I think I tried but couldn't add this new dependency to configure.ac since my autotools-fu is not very good. But I can try again.

hartwork commented 1 year ago

@muelli I believe we need something like this:

   #
   # Check for required D-Bus modules
   #
-  PKG_CHECK_MODULES([dbus], [dbus-1 gio-2.0 polkit-gobject-1],
+  PKG_CHECK_MODULES([dbus], [dbus-1 gio-2.0 >= 2.46 polkit-gobject-1],
   [AC_DEFINE([HAVE_DBUS], [1], [Required GDBus API available])
   dbus_summary="system-wide; $dbus_CFLAGS $dbus_LIBS"],
   [AC_MSG_FAILURE([Required D-Bus modules (dbus-1, gio-2.0, polkit-gobject-1) not found!])]

You can try with a version that your system has no way of satisfying — e.g. 100.0 — to see if things fail as expected. Script ./autogen.sh can be used to regenerated configure from configure.ac sources.

muelli commented 1 year ago

I've added the check now. It bails out when I put a fantasy value for the version, so I believe it's working as intended.

I haven't tested these changes, though.

muelli commented 1 year ago

okay, I've managed to test the change. The flag is correctly received by USBGuard. For some reason I don't yet understand, it allows me everything all the time. So there might be glitch in the code, but given that it looks so innocent, I guess it's my system's configuration.

Probably this is causing me getting unconditional access:

ubuntu@ubuntu-Standard-PC-Q35-ICH9-2009:~$ sudo cat /var/lib/polkit-1/localauthority/10-vendor.d/org.usbguard1.pkla
[Allow users in plugdev and sudo groups to run usbguard actions without authentication]
Identity=unix-group:plugdev;unix-group:sudo
Action=org.usbguard1.setParameter;org.usbguard.Policy1.appendRule
ResultActive=yes
ubuntu@ubuntu-Standard-PC-Q35-ICH9-2009:~$
muelli commented 1 year ago

I managed to get a proper test case, now.

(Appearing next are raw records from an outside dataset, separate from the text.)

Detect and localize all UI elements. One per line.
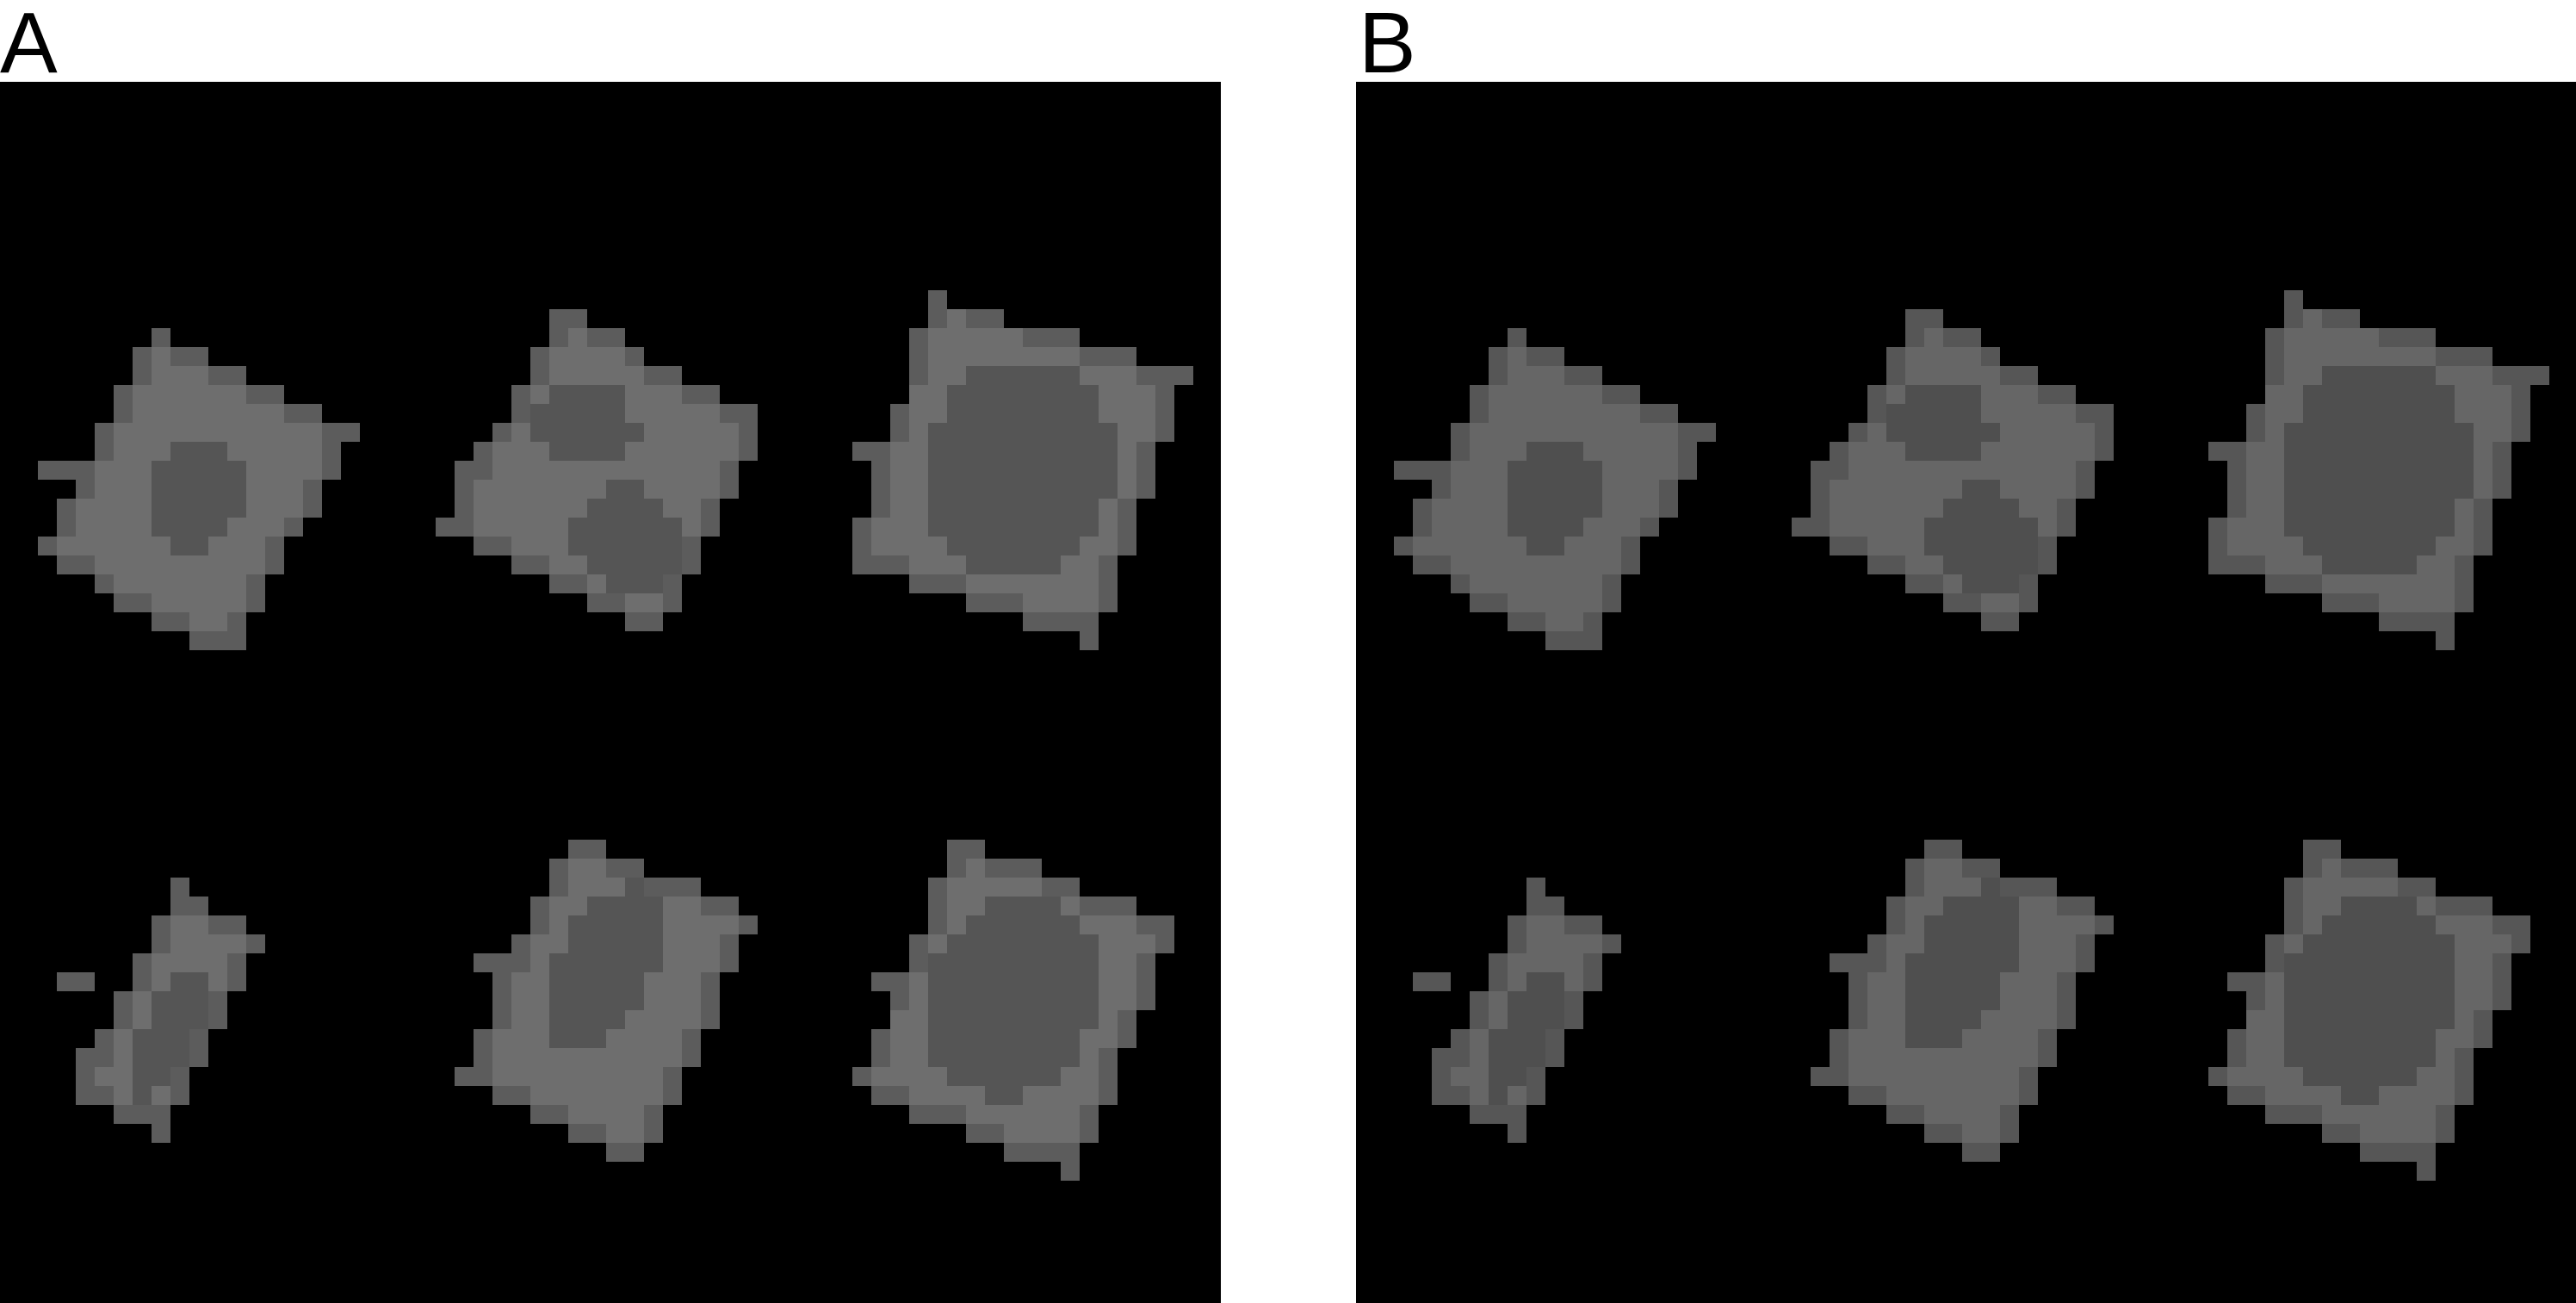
panel-b-narrow-bar xyxy=(1413,878,1621,1143)
panel-a-rectangle-hole-notch xyxy=(852,840,1174,1181)
panel-a-rectangle-two-holes xyxy=(436,309,758,631)
panel-label-a: A xyxy=(0,0,58,91)
image-panel-b-canvas xyxy=(1394,290,2549,1181)
panel-a-rectangle-large-hole xyxy=(852,290,1193,650)
panel-b-rectangle-large-hole xyxy=(2208,290,2549,650)
panel-b-rectangle-one-hole xyxy=(1394,328,1716,650)
panel-label-b: B xyxy=(1359,0,1416,91)
image-panel-a xyxy=(0,82,1221,1303)
panel-a-rectangle-one-hole xyxy=(38,328,360,650)
panel-a-narrow-bar xyxy=(57,878,265,1143)
image-panel-b xyxy=(1356,82,2576,1303)
panel-a-rectangle-hole-bend xyxy=(455,840,758,1162)
panel-b-rectangle-hole-bend xyxy=(1811,840,2114,1162)
panel-b-rectangle-two-holes xyxy=(1792,309,2114,631)
panel-b-rectangle-hole-notch xyxy=(2208,840,2530,1181)
image-panel-a-canvas xyxy=(38,290,1193,1181)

ubuntu@ubuntu-Standard-PC-Q35-ICH9-2009:~$ busctl call --allow-interactive-authorization=yes --system org.usbguard1 /org/usbguard1/Policy   org.usbguard.Policy1 appendRule 'sub'  "allow label \"foo\"" 1 true
u 18
ubuntu@ubuntu-Standard-PC-Q35-ICH9-2009:~$ busctl call --allow-interactive-authorization=no --system org.usbguard1 /org/usbguard1/Policy   org.usbguard.Policy1 appendRule 'sub'  "allow label \"foo\"" 1 true
Call failed: Access denied
ubuntu@ubuntu-Standard-PC-Q35-ICH9-2009:~$ sudo cat /var/lib/polkit-1/localauthority/10-vendor.d/org.usbguard1.pkla
[Allow users in plugdev and sudo groups to run usbguard actions without authentication]
Identity=unix-group:pplugdev;unix-group:ssudo
Action=org.usbguard1.setParameter;org.usbguard.Policy1.appendRule
ResultActive=yes
ubuntu@ubuntu-Standard-PC-Q35-ICH9-2009:~$ 

So I conclude that the patch is working as intended.